Wednesday, February 11, 2009

Maine Senators Break With Republican Party on Stimulus

Senator Susan Collins of Maine was one of three Republican senators who voted for the economic stimulus bill. "People don't want us to be the party that just says no," Ms. Collins said.




Senator Olympia J. Snowe, Republican of Maine.

Arlen Specter, who also broke rank to back the measure.

Senators Susan Collins and Olympia J. Snowe are not close friends, but they have plenty in common. They both represent Maine. They share a centrist ideology. They are proper and genteel. And they can drive their Republican colleagues to distraction.

I believe only Maine and California have two female Senators.

On one of the biggest bills ever to confront lawmakers, the two senators, surviving members of the vanishing breed of New England Republicans, are wielding outsize power. Along with Senator Arlen Specter of Pennsylvania, the third Republican who broke from the pack and provided a crucial vote for initial passage on Tuesday, the two Mainers find themselves holding virtual veto control over the legislation as it enters crucial negotiations between the House and Senate.

Specter I do not like. All politicians are opportunists, by nature, but he is really opportunist. And he can be nasty.

“I like them both, but I wouldn’t want them to buy me a car,” said Senator Lindsey Graham of South Carolina, who noted the compromise engineered by Ms. Collins had produced an $838 billion Senate version of the $819 billion House bill.

Graham is a weasel.

It also reflects the political reality that the nature of a Republican from Maine, a state where President Obama received almost 58 percent of the vote, is much different from that of the conservative Southern and Western lawmakers who constitute much of the rest of the Senate Republican side.

As Maine goes ...

“I think it is safe to say that Republicans in the Northeast are not exactly the same as Republicans in the Deep South,” said Senator Mitch McConnell of Kentucky, the Republican leader.

McConnell makes Graham seem likable.

Senator John McCain, the Arizona Republican who has worked closely with Ms. Collins over the years, did not mention any names, but he was clearly dismayed at the talks and what they produced.

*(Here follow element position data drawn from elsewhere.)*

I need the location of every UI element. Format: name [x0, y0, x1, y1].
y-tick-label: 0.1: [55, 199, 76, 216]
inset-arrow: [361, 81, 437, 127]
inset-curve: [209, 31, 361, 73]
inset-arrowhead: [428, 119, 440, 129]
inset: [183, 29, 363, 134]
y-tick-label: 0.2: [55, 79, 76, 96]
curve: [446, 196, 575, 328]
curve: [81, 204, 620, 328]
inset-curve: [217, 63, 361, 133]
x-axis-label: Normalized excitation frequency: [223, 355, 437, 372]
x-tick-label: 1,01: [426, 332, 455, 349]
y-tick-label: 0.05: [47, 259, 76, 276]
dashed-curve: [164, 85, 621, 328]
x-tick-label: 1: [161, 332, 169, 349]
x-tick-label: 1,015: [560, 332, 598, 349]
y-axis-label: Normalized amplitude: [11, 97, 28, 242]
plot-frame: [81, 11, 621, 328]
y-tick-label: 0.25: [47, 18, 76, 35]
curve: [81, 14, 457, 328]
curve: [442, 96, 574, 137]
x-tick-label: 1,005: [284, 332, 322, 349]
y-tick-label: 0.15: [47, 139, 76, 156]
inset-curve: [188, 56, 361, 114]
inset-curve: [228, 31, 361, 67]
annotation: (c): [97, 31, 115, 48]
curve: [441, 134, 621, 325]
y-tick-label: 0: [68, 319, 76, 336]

And McCain makes McConnell ... no, never mind. He's right there.

“This is not a bipartisan agreement,” Mr. McCain said Monday on the Senate floor. “This is three members of the Senate — none on the House side — who have joined Democrats for a partisan agreement. It is unfortunate because we are now committing an act of generational theft.”

Generational theft? What did Ronald Reagan do? And what did the 2000-2008 Republicans do? Gimme a break.

Senators Susan Collins, Harry Reid, Arlen Specter, Olympia J. Snowe and Joseph I. Lieberman left a meeting on Wednesday after an agreement was reached on the economic stimulus bill.